For full control, subclass InverseProblem directly to add domain-specific accessors, pre- or post-processing, or alternative solve strategies:

from fips import InverseProblem

class GravityInversion(InverseProblem):
    """Bayesian inversion for subsurface density from gravity data."""

    def solve(self, estimator="bayesian", **kwargs):
        return super().solve(estimator=estimator, **kwargs)

    @property
    def density(self):
        """Posterior density anomaly [g cm⁻³]."""
        return self.posterior["density"]

    @property
    def gravity_residual(self):
        """Observed minus prior-modelled gravity."""
        return self.obs["gravity"] - self.prior_obs["gravity"]

All InverseProblem results are lazily evaluated so you only pay for what you access.

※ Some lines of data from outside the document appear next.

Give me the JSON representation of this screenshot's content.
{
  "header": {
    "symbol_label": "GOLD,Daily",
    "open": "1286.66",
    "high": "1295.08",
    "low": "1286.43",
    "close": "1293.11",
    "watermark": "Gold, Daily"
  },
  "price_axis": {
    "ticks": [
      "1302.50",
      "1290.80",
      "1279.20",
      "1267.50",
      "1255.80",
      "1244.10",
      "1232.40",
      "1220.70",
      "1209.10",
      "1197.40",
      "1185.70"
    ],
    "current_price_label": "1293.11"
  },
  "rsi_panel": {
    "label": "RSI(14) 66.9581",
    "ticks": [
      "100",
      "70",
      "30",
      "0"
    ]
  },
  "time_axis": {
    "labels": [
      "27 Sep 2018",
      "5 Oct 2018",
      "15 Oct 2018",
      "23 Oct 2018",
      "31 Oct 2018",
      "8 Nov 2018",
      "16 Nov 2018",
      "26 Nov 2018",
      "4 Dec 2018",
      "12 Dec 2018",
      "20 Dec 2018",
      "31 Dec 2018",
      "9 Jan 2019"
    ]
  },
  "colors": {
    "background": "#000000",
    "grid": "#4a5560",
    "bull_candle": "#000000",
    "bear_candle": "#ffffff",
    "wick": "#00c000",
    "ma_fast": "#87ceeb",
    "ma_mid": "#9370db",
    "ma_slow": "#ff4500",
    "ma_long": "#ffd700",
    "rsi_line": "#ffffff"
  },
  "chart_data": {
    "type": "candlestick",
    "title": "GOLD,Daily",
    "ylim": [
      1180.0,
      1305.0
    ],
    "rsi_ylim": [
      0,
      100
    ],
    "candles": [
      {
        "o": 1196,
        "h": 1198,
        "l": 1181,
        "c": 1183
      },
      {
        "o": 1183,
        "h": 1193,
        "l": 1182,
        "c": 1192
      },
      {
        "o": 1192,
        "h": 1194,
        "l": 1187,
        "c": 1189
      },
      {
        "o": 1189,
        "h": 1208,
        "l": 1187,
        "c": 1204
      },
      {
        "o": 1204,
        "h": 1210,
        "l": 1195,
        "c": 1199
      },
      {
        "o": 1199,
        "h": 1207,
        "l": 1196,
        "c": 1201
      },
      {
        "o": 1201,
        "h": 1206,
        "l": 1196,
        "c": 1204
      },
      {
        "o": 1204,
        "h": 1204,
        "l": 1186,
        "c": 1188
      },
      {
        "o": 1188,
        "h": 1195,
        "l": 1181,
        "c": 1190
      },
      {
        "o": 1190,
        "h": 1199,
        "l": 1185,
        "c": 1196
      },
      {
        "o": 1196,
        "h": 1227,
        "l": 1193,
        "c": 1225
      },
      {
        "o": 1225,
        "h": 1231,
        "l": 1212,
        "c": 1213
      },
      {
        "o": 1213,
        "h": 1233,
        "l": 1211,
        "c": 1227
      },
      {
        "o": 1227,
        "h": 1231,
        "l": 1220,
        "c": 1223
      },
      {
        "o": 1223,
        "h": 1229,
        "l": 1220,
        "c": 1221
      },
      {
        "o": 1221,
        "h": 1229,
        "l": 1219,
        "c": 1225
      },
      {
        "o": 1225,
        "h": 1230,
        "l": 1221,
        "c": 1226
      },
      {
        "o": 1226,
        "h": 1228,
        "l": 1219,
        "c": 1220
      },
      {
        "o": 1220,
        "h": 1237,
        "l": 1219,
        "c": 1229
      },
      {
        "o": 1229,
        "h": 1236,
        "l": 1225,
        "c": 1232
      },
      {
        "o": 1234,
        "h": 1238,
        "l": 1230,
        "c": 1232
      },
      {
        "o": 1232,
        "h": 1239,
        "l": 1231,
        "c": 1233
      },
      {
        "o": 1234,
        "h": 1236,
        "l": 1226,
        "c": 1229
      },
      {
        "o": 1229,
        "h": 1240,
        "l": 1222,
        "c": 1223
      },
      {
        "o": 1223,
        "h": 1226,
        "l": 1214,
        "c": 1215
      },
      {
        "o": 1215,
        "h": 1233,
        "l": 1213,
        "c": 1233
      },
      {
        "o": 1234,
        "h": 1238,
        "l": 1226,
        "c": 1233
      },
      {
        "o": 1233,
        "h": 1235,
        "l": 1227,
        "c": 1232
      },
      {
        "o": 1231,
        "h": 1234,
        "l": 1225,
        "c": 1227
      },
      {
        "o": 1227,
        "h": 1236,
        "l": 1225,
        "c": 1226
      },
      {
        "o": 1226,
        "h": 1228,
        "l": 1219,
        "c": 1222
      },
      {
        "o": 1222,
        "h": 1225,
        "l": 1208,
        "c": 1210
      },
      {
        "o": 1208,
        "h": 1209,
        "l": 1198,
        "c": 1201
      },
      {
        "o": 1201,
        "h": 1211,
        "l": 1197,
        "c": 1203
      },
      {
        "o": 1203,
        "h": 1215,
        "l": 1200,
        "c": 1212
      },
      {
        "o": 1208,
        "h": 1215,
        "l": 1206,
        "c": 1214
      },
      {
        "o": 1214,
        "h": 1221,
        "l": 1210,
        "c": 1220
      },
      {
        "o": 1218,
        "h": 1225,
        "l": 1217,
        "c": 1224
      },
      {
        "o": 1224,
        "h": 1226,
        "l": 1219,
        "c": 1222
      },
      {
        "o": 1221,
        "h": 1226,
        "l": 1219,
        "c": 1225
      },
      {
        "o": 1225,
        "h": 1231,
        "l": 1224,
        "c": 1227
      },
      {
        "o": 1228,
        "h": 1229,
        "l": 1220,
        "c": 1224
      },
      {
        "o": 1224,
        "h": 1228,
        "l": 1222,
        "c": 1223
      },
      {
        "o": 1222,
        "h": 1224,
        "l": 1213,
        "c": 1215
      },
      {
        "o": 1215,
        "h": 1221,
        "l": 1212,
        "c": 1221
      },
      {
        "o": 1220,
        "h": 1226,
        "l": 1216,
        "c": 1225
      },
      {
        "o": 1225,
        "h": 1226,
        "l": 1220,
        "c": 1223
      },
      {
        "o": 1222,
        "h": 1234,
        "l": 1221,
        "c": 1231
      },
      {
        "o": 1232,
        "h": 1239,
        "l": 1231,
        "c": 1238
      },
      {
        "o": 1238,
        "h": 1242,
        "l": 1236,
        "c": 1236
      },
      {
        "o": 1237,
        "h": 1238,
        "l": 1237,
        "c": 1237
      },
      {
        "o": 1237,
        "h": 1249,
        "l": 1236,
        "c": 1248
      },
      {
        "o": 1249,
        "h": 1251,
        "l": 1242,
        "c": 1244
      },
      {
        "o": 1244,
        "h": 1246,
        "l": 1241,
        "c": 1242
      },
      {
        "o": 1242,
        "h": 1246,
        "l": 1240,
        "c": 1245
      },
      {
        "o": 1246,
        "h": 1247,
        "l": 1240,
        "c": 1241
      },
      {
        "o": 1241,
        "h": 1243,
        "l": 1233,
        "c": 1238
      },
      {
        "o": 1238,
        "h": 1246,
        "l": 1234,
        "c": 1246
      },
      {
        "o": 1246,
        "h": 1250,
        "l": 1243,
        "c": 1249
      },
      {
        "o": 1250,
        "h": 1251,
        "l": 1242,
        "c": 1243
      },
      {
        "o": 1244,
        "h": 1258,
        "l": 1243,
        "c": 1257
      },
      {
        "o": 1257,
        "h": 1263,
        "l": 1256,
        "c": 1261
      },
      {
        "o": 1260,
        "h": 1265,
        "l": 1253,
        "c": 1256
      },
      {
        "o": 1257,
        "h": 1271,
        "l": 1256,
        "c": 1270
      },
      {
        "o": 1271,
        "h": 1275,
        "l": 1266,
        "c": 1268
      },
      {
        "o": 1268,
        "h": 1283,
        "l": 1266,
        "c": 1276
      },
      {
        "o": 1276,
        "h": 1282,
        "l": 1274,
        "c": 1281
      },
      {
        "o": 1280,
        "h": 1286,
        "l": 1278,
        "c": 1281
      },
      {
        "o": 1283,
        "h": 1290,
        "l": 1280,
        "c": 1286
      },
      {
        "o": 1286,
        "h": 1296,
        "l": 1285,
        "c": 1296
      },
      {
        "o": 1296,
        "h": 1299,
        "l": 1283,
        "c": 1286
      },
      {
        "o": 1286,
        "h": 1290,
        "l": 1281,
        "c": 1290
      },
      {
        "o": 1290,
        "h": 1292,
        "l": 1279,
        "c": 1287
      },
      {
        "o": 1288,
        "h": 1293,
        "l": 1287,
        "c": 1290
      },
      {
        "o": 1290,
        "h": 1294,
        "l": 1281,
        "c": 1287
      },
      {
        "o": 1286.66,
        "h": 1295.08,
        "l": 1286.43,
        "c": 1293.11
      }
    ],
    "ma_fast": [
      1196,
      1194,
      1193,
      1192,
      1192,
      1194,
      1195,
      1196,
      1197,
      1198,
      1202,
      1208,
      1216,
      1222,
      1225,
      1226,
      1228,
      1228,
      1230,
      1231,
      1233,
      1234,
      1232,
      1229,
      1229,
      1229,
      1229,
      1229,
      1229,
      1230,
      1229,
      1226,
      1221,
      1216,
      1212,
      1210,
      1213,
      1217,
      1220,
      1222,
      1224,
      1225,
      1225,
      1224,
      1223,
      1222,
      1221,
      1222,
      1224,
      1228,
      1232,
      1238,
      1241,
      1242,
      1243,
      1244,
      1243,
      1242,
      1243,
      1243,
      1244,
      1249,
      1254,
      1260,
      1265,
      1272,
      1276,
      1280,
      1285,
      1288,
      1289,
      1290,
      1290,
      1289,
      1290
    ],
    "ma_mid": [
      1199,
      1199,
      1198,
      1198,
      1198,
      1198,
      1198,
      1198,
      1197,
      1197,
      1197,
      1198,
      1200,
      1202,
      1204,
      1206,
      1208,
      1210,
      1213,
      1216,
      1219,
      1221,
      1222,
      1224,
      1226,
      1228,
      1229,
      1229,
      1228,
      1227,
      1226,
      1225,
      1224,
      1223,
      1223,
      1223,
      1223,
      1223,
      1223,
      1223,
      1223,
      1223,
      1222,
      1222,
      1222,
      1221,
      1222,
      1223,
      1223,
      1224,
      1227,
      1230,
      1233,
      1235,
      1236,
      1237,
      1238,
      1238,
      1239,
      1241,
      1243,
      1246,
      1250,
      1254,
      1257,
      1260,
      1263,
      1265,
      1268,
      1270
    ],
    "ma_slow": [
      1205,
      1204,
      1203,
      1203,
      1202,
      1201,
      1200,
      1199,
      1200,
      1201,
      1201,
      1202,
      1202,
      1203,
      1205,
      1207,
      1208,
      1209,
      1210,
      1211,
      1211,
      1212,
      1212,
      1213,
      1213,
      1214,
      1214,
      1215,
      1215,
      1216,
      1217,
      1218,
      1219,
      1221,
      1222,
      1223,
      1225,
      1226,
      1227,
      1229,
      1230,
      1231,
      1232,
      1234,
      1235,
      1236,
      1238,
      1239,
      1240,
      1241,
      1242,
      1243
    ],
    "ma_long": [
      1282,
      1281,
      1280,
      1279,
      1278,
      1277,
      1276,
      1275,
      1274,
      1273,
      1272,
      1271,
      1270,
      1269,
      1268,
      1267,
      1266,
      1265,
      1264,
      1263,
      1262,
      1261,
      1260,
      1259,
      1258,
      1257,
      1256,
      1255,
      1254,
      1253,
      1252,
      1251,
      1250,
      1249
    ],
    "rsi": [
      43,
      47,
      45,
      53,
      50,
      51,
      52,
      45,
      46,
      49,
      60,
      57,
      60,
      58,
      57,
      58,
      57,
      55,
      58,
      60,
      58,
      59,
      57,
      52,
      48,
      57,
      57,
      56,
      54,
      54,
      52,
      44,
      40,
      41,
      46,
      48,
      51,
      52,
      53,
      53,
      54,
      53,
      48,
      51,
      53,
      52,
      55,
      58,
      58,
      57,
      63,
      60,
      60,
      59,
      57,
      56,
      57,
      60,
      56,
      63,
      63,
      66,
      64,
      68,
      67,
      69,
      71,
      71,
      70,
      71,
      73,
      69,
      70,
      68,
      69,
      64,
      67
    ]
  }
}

Advanced: Inversion Pipelines#

InversionPipeline provides a structured, reproducible workflow. Subclass it, implement the abstract hooks, then call run():

from fips.pipeline import InversionPipeline
from fips.covariance import CovarianceMatrix
from fips.operators import ForwardOperator
from fips.vector import Vector

class MyPipeline(InversionPipeline):

    def __init__(self, config):
        super().__init__(
            config=config,
            problem=MyInversion,
            estimator="bayesian",
        )

    # --- Required hooks ---

    def get_obs(self) -> Vector:
        """Load observations from config / disk / API."""
        ...

    def get_prior(self) -> Vector:
        """Load prior from inventory / model output."""
        ...

    def get_forward_operator(self, obs, prior) -> ForwardOperator:
        """Build or load the Jacobian."""
        ...

    def get_prior_error(self, prior) -> CovarianceMatrix:
        ...

    def get_modeldata_mismatch(self, obs) -> CovarianceMatrix:
        ...

solved = MyPipeline(config).run()

Optional hooks let you customise the workflow without touching its core:

Hook

Purpose

filter_state_space()

Trim or align obs / state space before building operators

aggregate_obs_space()

Aggregate observations (e.g. hourly → daily) after building operators

get_constant()

Provide a background or offset to subtract from observations

For atmospheric flux inversion, FluxInversionPipeline pre-implements several of these hooks (interval filtering, minimum-obs thresholds, summary reporting) so you only need to supply your data loaders.